Avoidance is precisely the wrong way to deal with anxiety because it does not help a person learn skills to cope with anxiety. It just pushes it out of the way until later. A person who avoids the fearful event/object will still experience anxiety when confronted with it in the future. Find out more about anxiety at However, for extremely young children, there is also a developmental component to consider. Separation anxiety is normal in babies and toddlers and there is a large “normal” range of behaviour. As a scientist, I like to follow evidence-based parenting practices, which support non-avoidance exposure ladders for treating anxiety in children. However, most research is based on older children (school-age+) and adults with diagnosed anxiety disorders and it is often just assumed to work for young children (when it is still thought of as a temperament and not a disorder).

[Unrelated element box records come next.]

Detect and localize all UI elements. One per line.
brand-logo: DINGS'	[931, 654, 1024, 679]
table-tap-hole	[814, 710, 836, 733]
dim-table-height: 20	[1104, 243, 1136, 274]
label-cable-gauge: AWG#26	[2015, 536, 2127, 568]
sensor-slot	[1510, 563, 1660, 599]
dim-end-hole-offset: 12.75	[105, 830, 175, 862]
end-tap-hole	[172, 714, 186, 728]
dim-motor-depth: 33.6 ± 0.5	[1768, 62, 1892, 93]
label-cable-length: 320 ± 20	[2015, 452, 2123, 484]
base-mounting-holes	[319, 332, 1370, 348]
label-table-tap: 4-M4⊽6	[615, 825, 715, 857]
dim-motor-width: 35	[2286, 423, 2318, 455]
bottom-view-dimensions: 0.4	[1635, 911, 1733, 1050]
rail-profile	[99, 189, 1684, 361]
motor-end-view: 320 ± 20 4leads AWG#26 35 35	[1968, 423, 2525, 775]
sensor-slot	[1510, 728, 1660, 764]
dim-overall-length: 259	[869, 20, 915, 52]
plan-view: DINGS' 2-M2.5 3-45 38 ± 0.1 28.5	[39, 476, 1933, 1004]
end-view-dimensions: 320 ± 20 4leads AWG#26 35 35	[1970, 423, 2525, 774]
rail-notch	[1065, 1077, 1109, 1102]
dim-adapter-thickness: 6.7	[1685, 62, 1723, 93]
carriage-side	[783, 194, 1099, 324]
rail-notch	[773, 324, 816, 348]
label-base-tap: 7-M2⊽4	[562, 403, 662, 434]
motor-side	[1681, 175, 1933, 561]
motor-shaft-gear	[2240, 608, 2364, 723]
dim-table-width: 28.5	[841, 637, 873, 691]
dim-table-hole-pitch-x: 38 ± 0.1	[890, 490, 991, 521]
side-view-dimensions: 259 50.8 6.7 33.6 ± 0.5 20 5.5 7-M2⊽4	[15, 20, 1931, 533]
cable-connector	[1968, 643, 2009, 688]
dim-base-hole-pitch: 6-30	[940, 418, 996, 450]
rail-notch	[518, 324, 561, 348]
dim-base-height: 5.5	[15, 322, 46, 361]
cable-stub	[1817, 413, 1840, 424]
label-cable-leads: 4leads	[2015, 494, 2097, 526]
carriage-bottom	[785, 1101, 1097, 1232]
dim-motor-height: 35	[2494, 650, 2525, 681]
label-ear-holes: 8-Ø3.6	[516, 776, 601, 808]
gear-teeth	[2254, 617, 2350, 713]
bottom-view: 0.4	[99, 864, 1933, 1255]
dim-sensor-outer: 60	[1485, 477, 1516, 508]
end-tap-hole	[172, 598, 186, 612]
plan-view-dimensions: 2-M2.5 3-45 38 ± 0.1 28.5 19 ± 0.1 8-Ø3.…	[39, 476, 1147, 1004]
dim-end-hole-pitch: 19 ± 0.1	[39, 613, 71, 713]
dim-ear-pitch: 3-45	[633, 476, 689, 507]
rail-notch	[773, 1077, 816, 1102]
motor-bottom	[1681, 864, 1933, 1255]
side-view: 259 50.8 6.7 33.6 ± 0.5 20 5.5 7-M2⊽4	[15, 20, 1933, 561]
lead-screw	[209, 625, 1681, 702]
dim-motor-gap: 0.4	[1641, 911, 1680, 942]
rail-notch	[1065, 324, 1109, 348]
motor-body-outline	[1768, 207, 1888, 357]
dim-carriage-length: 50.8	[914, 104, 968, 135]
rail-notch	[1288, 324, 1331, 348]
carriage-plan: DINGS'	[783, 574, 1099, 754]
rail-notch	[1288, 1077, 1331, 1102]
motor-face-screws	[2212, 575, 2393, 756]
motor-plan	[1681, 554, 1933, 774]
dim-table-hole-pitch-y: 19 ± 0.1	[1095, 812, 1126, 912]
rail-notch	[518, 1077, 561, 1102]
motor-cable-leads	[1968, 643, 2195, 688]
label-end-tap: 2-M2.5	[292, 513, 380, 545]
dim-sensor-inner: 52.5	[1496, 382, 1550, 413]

My daughter has stuttered since she started talking at 2 years old. Usually I understood what she was saying through context and I even thought her stuttering was improving before the isolation rules came into effect. Prior to the pandemic, she exhibited whole word stuttering (5-20 times repetition of a word); for example, during snack time after music class she said, “got got got got got got got got got got got got… JAM!” which was an exclamation about the sandwich containing real jam instead of apple butter. During isolation, whole word stuttering continued as well as being “stuck” (no sound comes out and she was stuck on a word with her mouth open and muscles visibly straining to get the sound out) and sound holding, like “I want to go hoooooooooooooome”.